A opinião de ...

Para cá do Marão, sobrevivem os que cá estão

Ficou famosa, há uns anos, a expressão “Para lá do Marão, mandam os que lá estão”.
Um ditado que expressava o isolamento a que a região de Trás-os-Montes foi votada durante séculos, muitas vezes quase esquecida pelo resto do país.
O progresso que se materializou na construção de autoestradas e do túnel que atravessou o coração da serra veio pôr alguma água nessa fervura, que forja o nervo dos que por cá estão.
Um estudo de um investigador da Universidade da Beira Interior (ver páginas anteriores), deixa antever dificuldades acrescidas e crescentes para o dia a dia dos que insistem em mandar em si próprios.
O distrito de Bragança, juntamente com o de Vila Real ou o de Portalegre, por exemplo, é dos mais afetado pelo chamado “deserto noticioso”, um território mais ou menos demarcado no mapa de concelhos que não têm nenhum órgão de comunicação social ali sediado.

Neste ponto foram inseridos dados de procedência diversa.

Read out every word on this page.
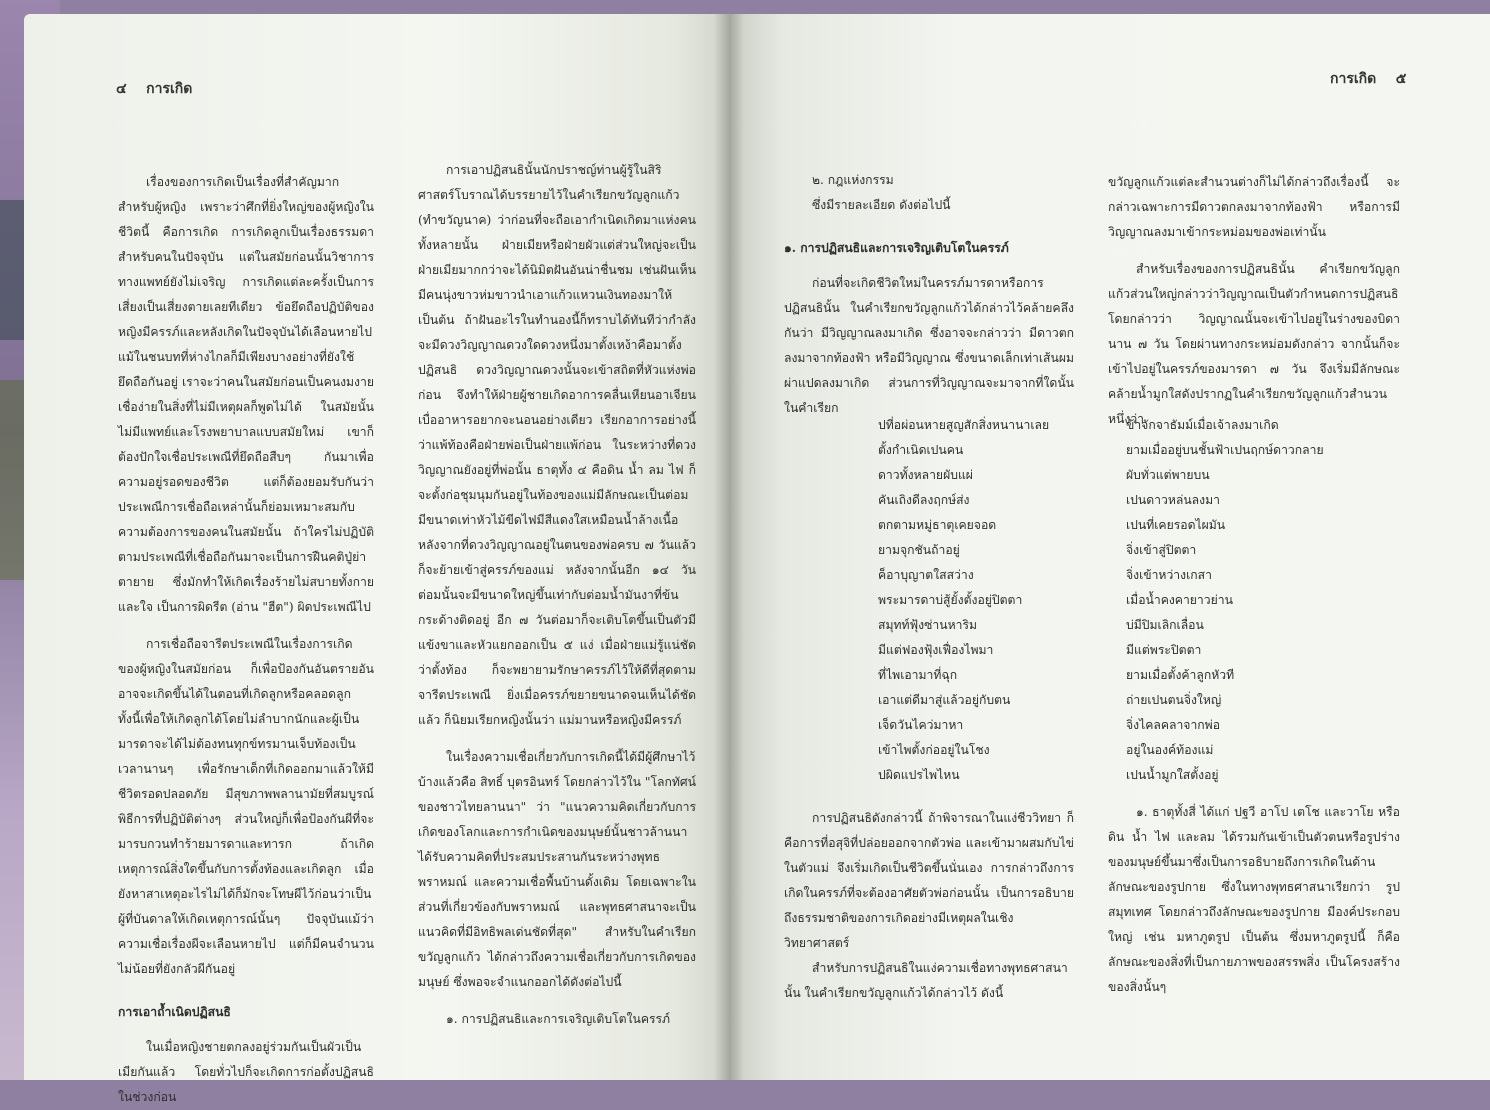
๔ การเกิด

เรื่องของการเกิดเป็นเรื่องที่สำคัญมากสำหรับผู้หญิง เพราะว่าศึกที่ยิ่งใหญ่ของผู้หญิงในชีวิตนี้ คือการเกิด การเกิดลูกเป็นเรื่องธรรมดาสำหรับคนในปัจจุบัน แต่ในสมัยก่อนนั้นวิชาการทางแพทย์ยังไม่เจริญ การเกิดแต่ละครั้งเป็นการเสี่ยงเป็นเสี่ยงตายเลยทีเดียว ข้อยึดถือปฏิบัติของหญิงมีครรภ์และหลังเกิดในปัจจุบันได้เลือนหายไป แม้ในชนบทที่ห่างไกลก็มีเพียงบางอย่างที่ยังใช้ยึดถือกันอยู่ เราจะว่าคนในสมัยก่อนเป็นคนงมงาย เชื่อง่ายในสิ่งที่ไม่มีเหตุผลก็พูดไม่ได้ ในสมัยนั้นไม่มีแพทย์และโรงพยาบาลแบบสมัยใหม่ เขาก็ต้องปักใจเชื่อประเพณีที่ยึดถือสืบๆ กันมาเพื่อความอยู่รอดของชีวิต แต่ก็ต้องยอมรับกันว่าประเพณีการเชื่อถือเหล่านั้นก็ย่อมเหมาะสมกับความต้องการของคนในสมัยนั้น ถ้าใครไม่ปฏิบัติตามประเพณีที่เชื่อถือกันมาจะเป็นการฝืนคติปู่ย่าตายาย ซึ่งมักทำให้เกิดเรื่องร้ายไม่สบายทั้งกายและใจ เป็นการผิดรีต (อ่าน "ฮีต") ผิดประเพณีไป

การเชื่อถือจารีตประเพณีในเรื่องการเกิดของผู้หญิงในสมัยก่อน ก็เพื่อป้องกันอันตรายอันอาจจะเกิดขึ้นได้ในตอนที่เกิดลูกหรือคลอดลูก ทั้งนี้เพื่อให้เกิดลูกได้โดยไม่ลำบากนักและผู้เป็นมารดาจะได้ไม่ต้องทนทุกข์ทรมานเจ็บท้องเป็นเวลานานๆ เพื่อรักษาเด็กที่เกิดออกมาแล้วให้มีชีวิตรอดปลอดภัย มีสุขภาพพลานามัยที่สมบูรณ์ พิธีการที่ปฏิบัติต่างๆ ส่วนใหญ่ก็เพื่อป้องกันผีที่จะมารบกวนทำร้ายมารดาและทารก ถ้าเกิดเหตุการณ์สิ่งใดขึ้นกับการตั้งท้องและเกิดลูก เมื่อยังหาสาเหตุอะไรไม่ได้ก็มักจะโทษผีไว้ก่อนว่าเป็นผู้ที่บันดาลให้เกิดเหตุการณ์นั้นๆ ปัจจุบันแม้ว่าความเชื่อเรื่องผีจะเลือนหายไป แต่ก็มีคนจำนวนไม่น้อยที่ยังกลัวผีกันอยู่

การเอาถ้ำเนิดปฏิสนธิ

ในเมื่อหญิงชายตกลงอยู่ร่วมกันเป็นผัวเป็นเมียกันแล้ว โดยทั่วไปก็จะเกิดการก่อตั้งปฏิสนธิ ในช่วงก่อน

การเอาปฏิสนธินั้นนักปราชญ์ท่านผู้รู้ในสิริศาสตร์โบราณได้บรรยายไว้ในคำเรียกขวัญลูกแก้ว (ทำขวัญนาค) ว่าก่อนที่จะถือเอากำเนิดเกิดมาแห่งคนทั้งหลายนั้น ฝ่ายเมียหรือฝ่ายผัวแต่ส่วนใหญ่จะเป็นฝ่ายเมียมากกว่าจะได้นิมิตฝันอันน่าชื่นชม เช่นฝันเห็นมีคนนุ่งขาวห่มขาวนำเอาแก้วแหวนเงินทองมาให้ เป็นต้น ถ้าฝันอะไรในทำนองนี้ก็ทราบได้ทันทีว่ากำลังจะมีดวงวิญญาณดวงใดดวงหนึ่งมาตั้งเหง้าคือมาตั้งปฏิสนธิ ดวงวิญญาณดวงนั้นจะเข้าสถิตที่หัวแห่งพ่อก่อน จึงทำให้ฝ่ายผู้ชายเกิดอาการคลื่นเหียนอาเจียน เบื่ออาหารอยากจะนอนอย่างเดียว เรียกอาการอย่างนี้ว่าแพ้ท้องคือฝ่ายพ่อเป็นฝ่ายแพ้ก่อน ในระหว่างที่ดวงวิญญาณยังอยู่ที่พ่อนั้น ธาตุทั้ง ๔ คือดิน น้ำ ลม ไฟ ก็จะตั้งก่อชุมนุมกันอยู่ในท้องของแม่มีลักษณะเป็นต่อมมีขนาดเท่าหัวไม้ขีดไฟมีสีแดงใสเหมือนน้ำล้างเนื้อ หลังจากที่ดวงวิญญาณอยู่ในตนของพ่อครบ ๗ วันแล้วก็จะย้ายเข้าสู่ครรภ์ของแม่ หลังจากนั้นอีก ๑๔ วัน ต่อมนั้นจะมีขนาดใหญ่ขึ้นเท่ากับต่อมน้ำมันงาที่ข้นกระด้างติดอยู่ อีก ๗ วันต่อมาก็จะเติบโตขึ้นเป็นตัวมีแข้งขาและหัวแยกออกเป็น ๕ แง่ เมื่อฝ่ายแม่รู้แน่ชัดว่าตั้งท้อง ก็จะพยายามรักษาครรภ์ไว้ให้ดีที่สุดตามจารีตประเพณี ยิ่งเมื่อครรภ์ขยายขนาดจนเห็นได้ชัดแล้ว ก็นิยมเรียกหญิงนั้นว่า แม่มานหรือหญิงมีครรภ์

ในเรื่องความเชื่อเกี่ยวกับการเกิดนี้ได้มีผู้ศึกษาไว้บ้างแล้วคือ สิทธิ์ บุตรอินทร์ โดยกล่าวไว้ใน "โลกทัศน์ของชาวไทยลานนา" ว่า "แนวความคิดเกี่ยวกับการเกิดของโลกและการกำเนิดของมนุษย์นั้นชาวล้านนาได้รับความคิดที่ประสมประสานกันระหว่างพุทธ พราหมณ์ และความเชื่อพื้นบ้านดั้งเดิม โดยเฉพาะในส่วนที่เกี่ยวข้องกับพราหมณ์ และพุทธศาสนาจะเป็นแนวคิดที่มีอิทธิพลเด่นชัดที่สุด" สำหรับในคำเรียกขวัญลูกแก้ว ได้กล่าวถึงความเชื่อเกี่ยวกับการเกิดของมนุษย์ ซึ่งพอจะจำแนกออกได้ดังต่อไปนี้

๑. การปฏิสนธิและการเจริญเติบโตในครรภ์

การเกิด ๕

๒. กฎแห่งกรรม

ซึ่งมีรายละเอียด ดังต่อไปนี้

๑. การปฏิสนธิและการเจริญเติบโตในครรภ์

ก่อนที่จะเกิดชีวิตใหม่ในครรภ์มารดาหรือการปฏิสนธินั้น ในคำเรียกขวัญลูกแก้วได้กล่าวไว้คล้ายคลึงกันว่า มีวิญญาณลงมาเกิด ซึ่งอาจจะกล่าวว่า มีดาวตกลงมาจากท้องฟ้า หรือมีวิญญาณ ซึ่งขนาดเล็กเท่าเส้นผมผ่าแปดลงมาเกิด ส่วนการที่วิญญาณจะมาจากที่ใดนั้น ในคำเรียก

ปที่อผ่อนหายสูญสักสิ่งหนานาเลย
ตั้งกำเนิดเปนคน
ดาวทั้งหลายผับแผ่
คันเถิงดีลงฤกษ์ส่ง
ตกตามหมู่ธาตุเคยจอด
ยามจุกชันถ้าอยู่
ค็อาบุญาตใสสว่าง
พระมารดาบ่สู้ยั้งตั้งอยู่ปิตตา
สมุทท์ฟุ้งซ่านหาริม
มีแต่ฟองฟุ้งเฟื่องไพมา
ที่ไพเอามาที่ฉุก
เอาแต่ดีมาสู่แล้วอยู่กับตน
เจ็ดวันไคว่มาหา
เข้าไพตั้งก่ออยู่ในโชง
ปผิดแปรไพไหน

การปฏิสนธิดังกล่าวนี้ ถ้าพิจารณาในแง่ชีววิทยา ก็คือการที่อสุจิที่ปล่อยออกจากตัวพ่อ และเข้ามาผสมกับไข่ในตัวแม่ จึงเริ่มเกิดเป็นชีวิตขึ้นนั่นเอง การกล่าวถึงการเกิดในครรภ์ที่จะต้องอาศัยตัวพ่อก่อนนั้น เป็นการอธิบายถึงธรรมชาติของการเกิดอย่างมีเหตุผลในเชิงวิทยาศาสตร์

สำหรับการปฏิสนธิในแง่ความเชื่อทางพุทธศาสนานั้น ในคำเรียกขวัญลูกแก้วได้กล่าวไว้ ดังนี้

ขวัญลูกแก้วแต่ละสำนวนต่างก็ไม่ได้กล่าวถึงเรื่องนี้ จะกล่าวเฉพาะการมีดาวตกลงมาจากท้องฟ้า หรือการมีวิญญาณลงมาเข้ากระหม่อมของพ่อเท่านั้น

สำหรับเรื่องของการปฏิสนธินั้น คำเรียกขวัญลูกแก้วส่วนใหญ่กล่าวว่าวิญญาณเป็นตัวกำหนดการปฏิสนธิ โดยกล่าวว่า วิญญาณนั้นจะเข้าไปอยู่ในร่างของบิดานาน ๗ วัน โดยผ่านทางกระหม่อมดังกล่าว จากนั้นก็จะเข้าไปอยู่ในครรภ์ของมารดา ๗ วัน จึงเริ่มมีลักษณะคล้ายน้ำมูกใสดังปรากฏในคำเรียกขวัญลูกแก้วสำนวนหนึ่งว่า

ข้าจักจาธัมม์เมื่อเจ้าลงมาเกิด
ยามเมื่ออยู่บนชั้นฟ้าเปนฤกษ์ดาวกลาย
ผับทั่วแต่พายบน
เปนดาวหล่นลงมา
เปนที่เคยรอดไผมัน
จิ่งเข้าสู่ปิตตา
จิ่งเข้าหว่างเกสา
เมื่อน้ำคงคายาวย่าน
บ่มีปิมเลิกเลื่อน
มีแต่พระปิตตา
ยามเมื่อตั้งค้าลูกหัวที
ถ่ายเปนตนจิ่งใหญ่
จิ่งไคลคลาจากพ่อ
อยู่ในองค์ท้องแม่
เปนน้ำมูกใสตั้งอยู่

๑. ธาตุทั้งสี่ ได้แก่ ปฐวี อาโป เตโช และวาโย หรือ ดิน น้ำ ไฟ และลม ได้รวมกันเข้าเป็นตัวตนหรือรูปร่างของมนุษย์ขึ้นมาซึ่งเป็นการอธิบายถึงการเกิดในด้านลักษณะของรูปกาย ซึ่งในทางพุทธศาสนาเรียกว่า รูปสมุทเทศ โดยกล่าวถึงลักษณะของรูปกาย มีองค์ประกอบใหญ่ เช่น มหาภูตรูป เป็นต้น ซึ่งมหาภูตรูปนี้ ก็คือ ลักษณะของสิ่งที่เป็นกายภาพของสรรพสิ่ง เป็นโครงสร้างของสิ่งนั้นๆ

A alternativa, para estas populações, vem de jornais mais abrangentes, como o Mensageiro de Bragança, que tem uma cobertura distrital, não se cingindo apenas ao concelho onde está sediado (Bragança).
À primeira vista, os mais distraídos até podem achar que isso é apenas mais uma consequência do progresso, o mesmo que veio aplacar o isolamento dos que cá estão, para cá do Marão.
No entanto, um olhar mais atento e aprofundado, deixa espreitar algumas dificuldades, crescentes, para a própria democracia.
É que um terço dos 50 concelhos em que a abstenção é mais significativa, integram este chamado “deserto noticioso”.
Isto é, nos concelhos onde a presença da comunicação social não é tão forte, o desinteresse pela causa pública, a começar pelo ato de cidadania de exercer o direito de voto - ainda é um direito, não um dever - está a crescer.
Ora, o direito à informação está consignado na Constituição Portuguesa, a Lei fundamental que rege a vida no nosso país.
Sendo um direito, parece certo - até para o investigador responsável por este estudo - que há cidadãos mais iguais do que outros, como dizia George Orwell, no livro ‘O triunfo dos porcos’.
Num país livro e numa sociedade democrática, os direitos não olham a carteiras, a bilhetes de identidade nem a locais de residência. Existem para todos e para serem exercidos por todos, sem exceção.
O direito à informação é um deles. E, se não pode ser exercido por todos, há que encontrar uma solução, rapidamente, para repor a justiça e a igualdade. Sob pena de começarmos a encarar com uma normalidade pouco saudável o fim de direitos que a tantos custou a conquistar. Nós, pelo menos, vamos tentando lutar.